To avoid excess boringness I wanted something else on the fixed wing than just the three boxes I already half-complained being obvious. I chose a small trapezoid from the leading edge and taped around it. As said, I did all this identically on both sides, even though nothing really forced me to do things that way.


The last panels

Now I was left with the bottom surfaces of the rotating wings, that were soon going to be the outer sides. Maybe boringly I did those identical as well and masked off a right angle trapezoid from the tip of the wing.

As my last highlightable panel a long rectangle that ran lengthwise along the rear edge from the bend towards the tip was chosen. That just felt like a nice part to bump up a notch.


Mere seconds before turning the compressor on

As this subheading said, just before I started painting I utilized a ridiculous amount of post-it notes to protect my model from overspraying. This was to be done because some of the tape masks were a bit narrower than my paranoia with my airbrushing allowed.



7.8.19

Bright white highlight

I had been going back and forth inside my mind, if I should or should not use a tiny bit of bright white as a highlight for the shuttle. There were two concerns that I had: either the effect was way too strong and it'd ruin the whole off-white idea, or that it was completely unnoticeable.
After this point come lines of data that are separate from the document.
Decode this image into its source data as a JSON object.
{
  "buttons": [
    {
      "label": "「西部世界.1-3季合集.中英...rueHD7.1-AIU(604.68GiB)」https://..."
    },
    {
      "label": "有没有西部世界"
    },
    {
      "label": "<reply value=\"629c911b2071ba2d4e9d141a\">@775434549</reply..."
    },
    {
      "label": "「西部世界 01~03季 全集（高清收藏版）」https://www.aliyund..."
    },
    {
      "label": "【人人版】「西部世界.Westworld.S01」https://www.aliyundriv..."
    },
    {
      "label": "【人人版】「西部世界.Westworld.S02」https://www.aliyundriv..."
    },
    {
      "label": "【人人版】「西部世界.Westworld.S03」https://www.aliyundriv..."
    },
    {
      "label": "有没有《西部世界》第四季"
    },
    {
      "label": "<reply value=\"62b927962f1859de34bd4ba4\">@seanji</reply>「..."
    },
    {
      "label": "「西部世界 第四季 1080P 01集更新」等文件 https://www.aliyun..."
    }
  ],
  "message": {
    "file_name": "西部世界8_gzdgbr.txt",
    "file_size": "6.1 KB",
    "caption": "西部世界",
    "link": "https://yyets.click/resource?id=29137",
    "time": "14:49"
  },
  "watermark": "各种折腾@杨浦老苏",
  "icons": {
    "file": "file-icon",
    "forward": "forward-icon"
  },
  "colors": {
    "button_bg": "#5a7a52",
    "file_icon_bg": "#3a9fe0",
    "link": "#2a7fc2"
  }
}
The thing going for it was that if it worked, it'd be a subtle but neat little thing.

In the end I decided to give it a shot, as ruining the whole model was pretty unlikely and if my concern #2 was going to be the way things went, I would've only wasted a bit of masking tape, time and a few drops of paint.

Protective masking

Only the recently painted cockpit interior needed any special protection, as everything else was already white on some level. I applied masking tape very strictly along the outer edges of the canopy edges and the empty space I was going to cover with a piece of kitchen paper. The point of the lump of paper was just to protect from the paint spraying from the zenith, the sides weren't an issue because I wasn't going to be pointing from those angles anyway.



Highlighting

First I blasted some pure white (VMA 71001 White) on the cockpit part and from there I proceeded to spray the wings and the spaceframe. I held on to the hull from the bottom so that I also kept the wings as tightly shut in the landing mode as I could. I did most of my airbrushing from a "straight above" angle, but for the wing tips I did some variation, just to help those a bit. The distance was always kept as what I'd call respectable, 'cause I didn't want a strong effect, just a gentle highlight.

In the photo below the bits were drying (that thin a layer was most likely already dry, but I wanted to be safe). If nothing else, it clearly wasn't an overstrong effect, so all was good so far.